La crise a mis en évidence de grands déséquilibres, notamment dans le domaine de la santé. Le Luxembourg a constaté que son système sanitaire était totalement dépendant des travailleurs frontaliers, qui représentent près de 70 % de l’effectif. En revanche, le Luxembourg a mieux géré ses hôpitaux, qu’il a majoritairement conservés dans le secteur public tout en leur accordant beaucoup plus de moyens qu’en France.
Bien sûr, il existe certes de grandes inégalités de salaires, mais les indicateurs sont faussés. Au Luxembourg, les salaires sont peut-être deux fois plus élevés que dans les pays limitrophes, mais les loyers, les charges, l’énergie y sont également beaucoup plus chers. En y regardant de plus près, on s’aperçoit qu’il y a à peu près le même taux de pauvreté dans les quatre pays de la Grande Région, soit environ 20 % de la population.

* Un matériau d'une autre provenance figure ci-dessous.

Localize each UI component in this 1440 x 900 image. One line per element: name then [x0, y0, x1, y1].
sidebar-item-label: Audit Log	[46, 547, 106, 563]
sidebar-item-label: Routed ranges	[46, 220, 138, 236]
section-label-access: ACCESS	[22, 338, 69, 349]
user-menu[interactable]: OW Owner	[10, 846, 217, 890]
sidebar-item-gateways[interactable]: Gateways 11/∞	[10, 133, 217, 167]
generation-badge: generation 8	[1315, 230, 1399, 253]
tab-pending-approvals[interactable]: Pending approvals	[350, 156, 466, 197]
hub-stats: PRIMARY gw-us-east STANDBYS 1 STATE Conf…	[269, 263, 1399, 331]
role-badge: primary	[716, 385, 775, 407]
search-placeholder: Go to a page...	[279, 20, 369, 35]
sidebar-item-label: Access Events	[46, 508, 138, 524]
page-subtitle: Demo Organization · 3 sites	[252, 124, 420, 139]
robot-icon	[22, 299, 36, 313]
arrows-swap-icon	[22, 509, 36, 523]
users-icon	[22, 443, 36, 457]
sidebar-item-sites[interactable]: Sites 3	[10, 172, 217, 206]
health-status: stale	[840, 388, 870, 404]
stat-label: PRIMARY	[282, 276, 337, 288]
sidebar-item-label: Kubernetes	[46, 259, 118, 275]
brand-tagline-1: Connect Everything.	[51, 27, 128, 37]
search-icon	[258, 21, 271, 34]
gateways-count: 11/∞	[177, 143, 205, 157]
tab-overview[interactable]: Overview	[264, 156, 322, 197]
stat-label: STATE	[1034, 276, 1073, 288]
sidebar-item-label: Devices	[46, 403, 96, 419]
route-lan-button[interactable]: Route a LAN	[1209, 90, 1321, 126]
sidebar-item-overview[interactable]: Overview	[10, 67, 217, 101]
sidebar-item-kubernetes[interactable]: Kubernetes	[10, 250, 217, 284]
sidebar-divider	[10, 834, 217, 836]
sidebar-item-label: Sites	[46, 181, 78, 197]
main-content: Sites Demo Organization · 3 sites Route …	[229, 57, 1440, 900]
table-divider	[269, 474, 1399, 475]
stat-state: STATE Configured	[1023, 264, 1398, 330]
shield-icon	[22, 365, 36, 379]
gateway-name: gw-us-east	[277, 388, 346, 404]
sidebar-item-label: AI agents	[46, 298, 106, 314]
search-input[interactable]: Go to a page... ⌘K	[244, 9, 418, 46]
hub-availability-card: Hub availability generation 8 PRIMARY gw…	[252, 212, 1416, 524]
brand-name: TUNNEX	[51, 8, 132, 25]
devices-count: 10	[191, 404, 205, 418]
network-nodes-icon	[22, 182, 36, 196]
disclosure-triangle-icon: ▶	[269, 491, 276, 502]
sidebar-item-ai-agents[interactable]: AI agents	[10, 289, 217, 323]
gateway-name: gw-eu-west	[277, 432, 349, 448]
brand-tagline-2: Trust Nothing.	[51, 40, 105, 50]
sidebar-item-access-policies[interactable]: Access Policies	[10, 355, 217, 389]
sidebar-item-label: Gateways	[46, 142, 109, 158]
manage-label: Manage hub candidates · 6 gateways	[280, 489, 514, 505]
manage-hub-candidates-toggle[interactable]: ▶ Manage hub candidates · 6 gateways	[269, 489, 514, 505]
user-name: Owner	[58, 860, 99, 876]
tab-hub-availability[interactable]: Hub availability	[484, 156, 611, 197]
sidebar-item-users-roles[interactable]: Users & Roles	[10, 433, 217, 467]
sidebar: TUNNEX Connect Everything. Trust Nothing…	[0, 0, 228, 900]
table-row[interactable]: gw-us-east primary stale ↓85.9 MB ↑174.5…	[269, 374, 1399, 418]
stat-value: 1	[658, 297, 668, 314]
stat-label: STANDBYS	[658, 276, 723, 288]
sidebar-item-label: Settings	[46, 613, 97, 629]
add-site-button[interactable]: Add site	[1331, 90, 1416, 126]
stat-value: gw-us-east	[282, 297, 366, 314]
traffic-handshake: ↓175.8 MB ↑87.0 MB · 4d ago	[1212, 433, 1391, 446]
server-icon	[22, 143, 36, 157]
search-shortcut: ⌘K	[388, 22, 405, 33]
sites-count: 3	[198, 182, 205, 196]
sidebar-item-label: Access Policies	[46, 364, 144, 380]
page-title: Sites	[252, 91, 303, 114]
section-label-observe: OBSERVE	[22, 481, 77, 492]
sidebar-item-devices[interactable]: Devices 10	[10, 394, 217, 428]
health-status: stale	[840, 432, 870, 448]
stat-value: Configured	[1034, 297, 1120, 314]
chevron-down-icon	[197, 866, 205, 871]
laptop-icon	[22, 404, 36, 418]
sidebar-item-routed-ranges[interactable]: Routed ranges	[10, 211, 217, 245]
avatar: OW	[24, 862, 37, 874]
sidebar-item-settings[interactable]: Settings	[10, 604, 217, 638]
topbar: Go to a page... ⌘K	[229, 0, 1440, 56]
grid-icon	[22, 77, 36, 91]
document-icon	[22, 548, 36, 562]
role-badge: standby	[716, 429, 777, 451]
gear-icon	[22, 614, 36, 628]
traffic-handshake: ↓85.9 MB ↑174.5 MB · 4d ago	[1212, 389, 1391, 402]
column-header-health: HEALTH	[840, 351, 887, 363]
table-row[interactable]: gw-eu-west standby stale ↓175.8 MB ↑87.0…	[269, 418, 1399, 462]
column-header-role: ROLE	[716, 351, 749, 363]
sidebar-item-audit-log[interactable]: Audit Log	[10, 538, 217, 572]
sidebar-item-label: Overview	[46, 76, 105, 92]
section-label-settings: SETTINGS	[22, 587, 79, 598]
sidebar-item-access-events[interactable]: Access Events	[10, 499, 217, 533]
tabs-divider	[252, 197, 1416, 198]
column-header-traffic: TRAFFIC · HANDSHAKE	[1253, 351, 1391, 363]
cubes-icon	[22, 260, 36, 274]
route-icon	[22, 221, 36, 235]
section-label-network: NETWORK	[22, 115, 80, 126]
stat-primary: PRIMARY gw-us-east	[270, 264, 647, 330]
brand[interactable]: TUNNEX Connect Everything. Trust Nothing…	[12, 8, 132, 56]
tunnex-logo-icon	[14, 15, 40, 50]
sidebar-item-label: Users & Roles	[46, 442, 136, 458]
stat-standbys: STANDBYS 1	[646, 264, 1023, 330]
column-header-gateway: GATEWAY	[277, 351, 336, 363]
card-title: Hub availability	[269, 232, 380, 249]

Les chiffres du PIB luxembourgeois sont également biaisés, puisqu’ils intègrent le travail des frontaliers. De même, les chiffres de l’immobilier, vertigineux au Grand-Duché, ne tiennent pas compte de la très forte hausse des prix dans la bande frontalière. La rétrocession fiscale que réclament certains élus français ne changerait rien à cet état de fait. Il faut penser plus loin, réfléchir à de des initiatives et à des implantations communes, y compris sur le plan industriel, pour construire un projet réellement grand-régional.
(*) Le CSIGR est composé de huit organisations syndicales réparties dans cinq régions : OGBL et LCGB (Luxembourg), DGB (Rhénanie-Palatinat et Sarre), CGT, CFDT et CFTC (Grand Est) FGTB et CSC (Wallonie).